WASHINGTON -- Does your weekend grocery list look something like "Produce and dairy from the farmers market; meat and bread from Whole Foods; frozen meals and wine from Trader Joe's; graham crackers, Diet Coke and cereal from Safeway"?
It's a modern-day dilemma, but for busy urban families, shopping for everyone's grocery preferences can be a logistical nightmare. That's where one company hopes to provide some relief.
Relay Foods is an online grocery retailer that started in 2009 in Charlottesville, Va. Over the past few years, it's expanded to a handful of other markets, including Richmond, Baltimore and the D.C. area.
Relay, which has more than 30,000 products available, is different from most online grocery services. It sells a selection of conventional products -- such as Eggo waffles, Diet Coke, Cheerios and Stouffer's French Bread Pizza -- but the company places a heavy emphasis on natural and local products.
Those in the D.C. area can add bottles of fermented tea from Capital Kombucha, cartons of ice cream from Ice Cream Jubilee and containers of soup from Soupergirl to their carts, along with other products from more than 100 local vendors.
Relay Foods delivers groceries to your door or to pick-up locations in the area. (Courtesy Relay Foods)
Relay also doesn't limit its services to cities or densely populated areas. Its most recent market is Harrisonburg, Va.
Sarah Yates, vice president of merchandising and communications at Relay Foods, says the company wants to serve those who don't have access to natural and organic products.
"Maybe they have a great farmers market [in Harrisonburg], but the grocery stores there are much more conventional. People are still looking to find [all of their products] in one place," she says.
I caught up with Yates and her colleagues on a recent Friday afternoon in Relay's Northeast D.C. warehouse. Approximately 20 employees, all of whom looked to be under 35 years old, were sampling products from local food producers Runningbyrd Tea and Kate Bakes.
"There are a lot of people who love working at Relay because they care about food," said Yates, as her energetic co-workers, dressed in brightly colored Relay shirts, chatted with Ben Byrd of Runningbyrd Tea Company, who was there to talk about his product and answer questions.
"We have this mission to provide really healthy local food, and I think that attracts people who might otherwise go some more corporate route. They get really excited about this opportunity to work with a company that really wants to change things," Yates says.
How Relay Foods Works
Grocery orders placed before midnight Sunday through Thursday are filled the next day -- either delivered to your door for a charge, or available for free pickup at one of several locations in the area.
Once the order is placed, the overnight team at Relay fills the order from its Richmond warehouse, where there is freezer space, as well as an in-house butcher and seafood team.
"You can get a great stuffed snapper or a great grouper that's actually been cut that day," Yates says.
The trucks then drive to D.C., where the orders are finalized.

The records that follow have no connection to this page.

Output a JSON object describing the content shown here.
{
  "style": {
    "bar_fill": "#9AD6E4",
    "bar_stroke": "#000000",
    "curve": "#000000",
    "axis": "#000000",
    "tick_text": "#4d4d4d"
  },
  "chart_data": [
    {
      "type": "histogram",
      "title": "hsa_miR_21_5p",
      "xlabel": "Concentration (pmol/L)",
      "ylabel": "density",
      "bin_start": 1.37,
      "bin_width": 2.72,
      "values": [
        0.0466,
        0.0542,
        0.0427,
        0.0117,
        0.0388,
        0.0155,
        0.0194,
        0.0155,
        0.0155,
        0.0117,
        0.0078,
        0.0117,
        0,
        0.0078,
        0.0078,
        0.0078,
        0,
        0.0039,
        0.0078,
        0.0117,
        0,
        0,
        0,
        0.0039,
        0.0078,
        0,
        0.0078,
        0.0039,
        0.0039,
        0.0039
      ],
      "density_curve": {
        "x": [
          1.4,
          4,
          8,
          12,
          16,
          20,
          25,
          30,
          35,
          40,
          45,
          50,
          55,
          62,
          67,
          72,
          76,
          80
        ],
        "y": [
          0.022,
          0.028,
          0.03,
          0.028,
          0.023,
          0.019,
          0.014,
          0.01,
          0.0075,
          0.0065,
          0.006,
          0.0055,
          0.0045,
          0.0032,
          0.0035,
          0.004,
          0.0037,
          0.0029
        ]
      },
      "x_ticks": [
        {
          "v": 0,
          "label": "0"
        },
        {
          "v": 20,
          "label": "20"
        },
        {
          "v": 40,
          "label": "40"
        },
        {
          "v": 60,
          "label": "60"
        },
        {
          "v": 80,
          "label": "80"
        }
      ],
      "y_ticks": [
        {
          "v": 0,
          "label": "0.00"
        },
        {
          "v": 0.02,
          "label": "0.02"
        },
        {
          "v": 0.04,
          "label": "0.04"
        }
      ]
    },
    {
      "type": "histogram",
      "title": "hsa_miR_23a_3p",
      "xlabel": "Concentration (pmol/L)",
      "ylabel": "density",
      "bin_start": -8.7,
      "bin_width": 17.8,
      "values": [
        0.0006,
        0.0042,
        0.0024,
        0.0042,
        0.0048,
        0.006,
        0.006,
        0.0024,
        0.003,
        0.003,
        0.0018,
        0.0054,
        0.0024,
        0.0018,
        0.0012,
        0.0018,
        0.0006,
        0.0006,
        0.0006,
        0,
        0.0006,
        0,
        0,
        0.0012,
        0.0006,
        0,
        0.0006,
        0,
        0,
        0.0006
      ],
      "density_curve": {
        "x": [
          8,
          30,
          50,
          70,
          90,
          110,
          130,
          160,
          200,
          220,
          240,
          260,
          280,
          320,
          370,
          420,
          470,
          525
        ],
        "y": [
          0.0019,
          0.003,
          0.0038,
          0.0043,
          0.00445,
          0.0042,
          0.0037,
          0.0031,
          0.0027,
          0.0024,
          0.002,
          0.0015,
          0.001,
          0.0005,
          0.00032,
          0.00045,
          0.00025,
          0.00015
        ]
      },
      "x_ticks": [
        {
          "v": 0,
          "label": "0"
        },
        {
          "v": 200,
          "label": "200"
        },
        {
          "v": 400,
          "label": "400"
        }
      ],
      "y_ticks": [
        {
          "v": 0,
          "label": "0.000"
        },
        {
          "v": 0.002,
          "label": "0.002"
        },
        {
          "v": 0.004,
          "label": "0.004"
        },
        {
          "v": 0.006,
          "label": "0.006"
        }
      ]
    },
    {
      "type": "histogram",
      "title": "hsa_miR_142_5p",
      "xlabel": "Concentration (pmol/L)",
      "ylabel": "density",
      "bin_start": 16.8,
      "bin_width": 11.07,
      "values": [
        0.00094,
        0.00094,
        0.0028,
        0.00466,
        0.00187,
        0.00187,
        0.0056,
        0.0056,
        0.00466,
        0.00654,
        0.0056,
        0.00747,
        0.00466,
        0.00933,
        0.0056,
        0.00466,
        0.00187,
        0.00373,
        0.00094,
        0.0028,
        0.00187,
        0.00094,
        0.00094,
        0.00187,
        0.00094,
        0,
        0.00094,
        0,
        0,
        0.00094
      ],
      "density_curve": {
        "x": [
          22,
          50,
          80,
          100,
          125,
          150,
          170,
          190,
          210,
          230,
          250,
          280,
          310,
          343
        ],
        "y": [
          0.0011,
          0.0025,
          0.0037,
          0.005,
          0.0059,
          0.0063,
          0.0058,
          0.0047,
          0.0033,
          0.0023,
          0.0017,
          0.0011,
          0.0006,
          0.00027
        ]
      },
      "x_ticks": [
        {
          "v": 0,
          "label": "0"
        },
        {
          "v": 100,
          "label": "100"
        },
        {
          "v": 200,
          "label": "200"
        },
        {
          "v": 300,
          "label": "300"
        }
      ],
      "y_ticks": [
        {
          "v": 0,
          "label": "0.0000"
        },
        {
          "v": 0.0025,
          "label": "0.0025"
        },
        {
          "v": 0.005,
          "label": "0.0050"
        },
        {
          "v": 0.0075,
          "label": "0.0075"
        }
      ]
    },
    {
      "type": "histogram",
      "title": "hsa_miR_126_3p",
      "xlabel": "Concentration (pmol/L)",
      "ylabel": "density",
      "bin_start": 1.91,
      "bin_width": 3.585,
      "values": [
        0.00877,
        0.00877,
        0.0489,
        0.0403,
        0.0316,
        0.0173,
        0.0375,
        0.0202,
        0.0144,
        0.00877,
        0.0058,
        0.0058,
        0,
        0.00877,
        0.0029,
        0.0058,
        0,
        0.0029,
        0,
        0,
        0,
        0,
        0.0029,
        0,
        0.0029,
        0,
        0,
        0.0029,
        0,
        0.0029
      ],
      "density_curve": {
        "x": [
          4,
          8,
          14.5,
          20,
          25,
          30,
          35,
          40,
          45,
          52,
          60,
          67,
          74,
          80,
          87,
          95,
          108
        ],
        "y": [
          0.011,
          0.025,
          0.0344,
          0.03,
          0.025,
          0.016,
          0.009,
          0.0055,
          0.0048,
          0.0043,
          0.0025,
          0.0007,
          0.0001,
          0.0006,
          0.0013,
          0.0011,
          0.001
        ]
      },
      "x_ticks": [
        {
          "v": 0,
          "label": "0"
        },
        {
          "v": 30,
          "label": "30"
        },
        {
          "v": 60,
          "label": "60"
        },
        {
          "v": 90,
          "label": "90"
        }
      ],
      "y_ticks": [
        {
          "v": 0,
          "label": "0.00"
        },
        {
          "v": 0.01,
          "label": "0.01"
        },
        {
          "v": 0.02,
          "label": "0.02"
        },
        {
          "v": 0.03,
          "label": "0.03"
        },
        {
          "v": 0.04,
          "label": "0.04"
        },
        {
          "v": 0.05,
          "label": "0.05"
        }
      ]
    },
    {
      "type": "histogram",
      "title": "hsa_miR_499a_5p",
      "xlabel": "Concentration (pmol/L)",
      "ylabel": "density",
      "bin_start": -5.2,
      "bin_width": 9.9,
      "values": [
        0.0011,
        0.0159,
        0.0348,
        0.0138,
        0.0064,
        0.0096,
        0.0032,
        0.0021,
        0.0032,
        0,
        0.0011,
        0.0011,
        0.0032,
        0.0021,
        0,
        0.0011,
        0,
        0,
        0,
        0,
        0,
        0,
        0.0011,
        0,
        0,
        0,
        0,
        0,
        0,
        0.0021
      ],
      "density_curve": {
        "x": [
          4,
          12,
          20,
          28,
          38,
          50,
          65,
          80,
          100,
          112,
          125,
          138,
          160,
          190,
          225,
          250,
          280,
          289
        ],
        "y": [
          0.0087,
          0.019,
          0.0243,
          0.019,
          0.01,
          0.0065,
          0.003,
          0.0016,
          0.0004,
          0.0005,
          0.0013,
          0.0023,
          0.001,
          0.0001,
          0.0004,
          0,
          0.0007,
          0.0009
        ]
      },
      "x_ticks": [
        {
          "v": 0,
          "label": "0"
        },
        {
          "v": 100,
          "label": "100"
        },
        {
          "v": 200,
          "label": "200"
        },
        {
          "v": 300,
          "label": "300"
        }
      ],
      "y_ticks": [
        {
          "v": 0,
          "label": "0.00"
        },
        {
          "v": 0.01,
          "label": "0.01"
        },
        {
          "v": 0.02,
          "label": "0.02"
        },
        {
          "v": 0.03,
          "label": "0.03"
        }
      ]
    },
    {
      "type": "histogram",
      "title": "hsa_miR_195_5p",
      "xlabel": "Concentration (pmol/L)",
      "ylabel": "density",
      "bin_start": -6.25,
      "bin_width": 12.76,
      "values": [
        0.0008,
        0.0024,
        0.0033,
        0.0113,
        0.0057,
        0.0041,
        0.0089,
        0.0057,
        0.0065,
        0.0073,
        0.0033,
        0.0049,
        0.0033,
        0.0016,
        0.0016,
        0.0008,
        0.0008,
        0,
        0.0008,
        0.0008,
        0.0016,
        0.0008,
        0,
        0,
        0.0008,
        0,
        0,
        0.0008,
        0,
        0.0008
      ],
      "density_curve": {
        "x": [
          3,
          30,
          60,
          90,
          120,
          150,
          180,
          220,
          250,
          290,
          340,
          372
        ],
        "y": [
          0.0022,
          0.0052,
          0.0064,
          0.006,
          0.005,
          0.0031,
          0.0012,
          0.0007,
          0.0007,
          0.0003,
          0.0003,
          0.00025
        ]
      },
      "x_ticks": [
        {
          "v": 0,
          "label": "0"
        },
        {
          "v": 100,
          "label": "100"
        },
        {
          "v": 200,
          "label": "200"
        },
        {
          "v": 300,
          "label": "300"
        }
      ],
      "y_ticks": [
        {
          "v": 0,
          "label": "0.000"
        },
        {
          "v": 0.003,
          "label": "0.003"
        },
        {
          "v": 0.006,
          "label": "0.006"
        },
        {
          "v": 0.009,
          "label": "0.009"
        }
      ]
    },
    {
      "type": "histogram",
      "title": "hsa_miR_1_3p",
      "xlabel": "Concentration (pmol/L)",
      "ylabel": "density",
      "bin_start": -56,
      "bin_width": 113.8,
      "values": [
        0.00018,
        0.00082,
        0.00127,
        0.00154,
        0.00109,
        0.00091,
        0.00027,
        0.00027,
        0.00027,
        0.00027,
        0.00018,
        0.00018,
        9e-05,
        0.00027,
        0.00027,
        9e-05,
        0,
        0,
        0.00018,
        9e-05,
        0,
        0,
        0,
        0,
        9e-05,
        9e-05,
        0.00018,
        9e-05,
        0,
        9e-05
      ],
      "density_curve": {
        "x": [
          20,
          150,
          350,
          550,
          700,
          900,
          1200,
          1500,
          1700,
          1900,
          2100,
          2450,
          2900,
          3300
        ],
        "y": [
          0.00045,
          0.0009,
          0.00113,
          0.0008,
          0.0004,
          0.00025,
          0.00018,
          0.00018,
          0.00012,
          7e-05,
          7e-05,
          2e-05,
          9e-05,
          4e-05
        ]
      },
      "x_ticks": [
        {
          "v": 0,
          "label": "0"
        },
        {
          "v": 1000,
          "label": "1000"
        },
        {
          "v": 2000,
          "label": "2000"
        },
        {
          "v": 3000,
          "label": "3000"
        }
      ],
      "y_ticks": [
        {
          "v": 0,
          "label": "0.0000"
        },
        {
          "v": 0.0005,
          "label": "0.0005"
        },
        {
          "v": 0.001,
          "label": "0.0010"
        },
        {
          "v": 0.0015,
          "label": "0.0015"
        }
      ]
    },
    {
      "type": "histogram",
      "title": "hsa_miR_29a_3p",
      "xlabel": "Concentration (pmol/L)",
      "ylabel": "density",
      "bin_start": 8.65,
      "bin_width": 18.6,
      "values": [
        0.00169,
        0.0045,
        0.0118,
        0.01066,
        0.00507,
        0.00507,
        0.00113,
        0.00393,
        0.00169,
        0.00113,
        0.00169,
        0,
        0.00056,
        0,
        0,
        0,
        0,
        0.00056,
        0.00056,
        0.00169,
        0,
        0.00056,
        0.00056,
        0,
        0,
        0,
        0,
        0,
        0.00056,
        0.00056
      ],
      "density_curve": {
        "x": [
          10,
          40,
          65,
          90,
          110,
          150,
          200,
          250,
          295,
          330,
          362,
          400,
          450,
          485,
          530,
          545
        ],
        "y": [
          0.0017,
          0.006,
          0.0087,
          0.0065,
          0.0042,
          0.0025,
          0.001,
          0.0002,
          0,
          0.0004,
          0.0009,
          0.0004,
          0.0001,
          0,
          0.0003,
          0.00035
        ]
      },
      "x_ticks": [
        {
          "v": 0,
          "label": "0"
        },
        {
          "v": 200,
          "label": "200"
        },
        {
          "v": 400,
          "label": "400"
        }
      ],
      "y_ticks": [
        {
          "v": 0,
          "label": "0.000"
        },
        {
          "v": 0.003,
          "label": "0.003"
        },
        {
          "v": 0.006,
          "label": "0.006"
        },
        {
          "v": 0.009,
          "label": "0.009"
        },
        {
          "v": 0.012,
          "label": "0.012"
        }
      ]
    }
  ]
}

Brent Ling, D.C. and Baltimore city manager for Relay Foods, says the lack of inventory creates zero waste at Relay's D.C. warehouse.
"We only bring in for the day what we sell that day," he says.
In the early morning hours, bakers drop off their breads, and other local products are picked up by Relay employees.
"So, morning-of, we would go to Union Kitchen and pick up any Union Kitchen food, so that you're getting that as fresh as possible," Yates says.
The groceries are then sorted and labeled by pick up location in the D.C. warehouse before Relay employees head out on deliveries.
"You choose a location that's along your commuting route or … at your kids' school. You come to us, we don't charge you a fee to pick-up those groceries," Yates says.
A popular product is the company's Bounty Box -- an assortment of in-season produce from local farmers. Relay's full-time local produce planner works with about 35 area farmers to source the produce.
"Right now it's asparagus, lettuce, hydroponic tomatoes, radishes, strawberries; it's incredible," Yates says.
In Richmond and Charlottesville, Relay sells wine. This service isn't available yet in the D.C. area, but Yates says, maybe one day.
"We're working really, really hard to have this available."
Continuing to Grow
Currently, 3.3 percent of total U.S. grocery spending -- a $500 billion industry -- is done online, according to Bloomberg Businessweek.
And the e-grocery business is garnering a lot of interest from investors. In a 2013 round of venture funding, Relay Foods raised $8.25 million, The Wall Street Journal reports. With that money, Relay plans to continue its expansion.
According to Ling, the D.C. team, which has grown from 3 employees to 30 in under two years, is looking to move into a bigger warehouse space in the next year.
Yates thinks the company, which has more than 100 employees in 11 markets, has room to grow to additional areas, but for now, Relay wants to work on developing its current markets.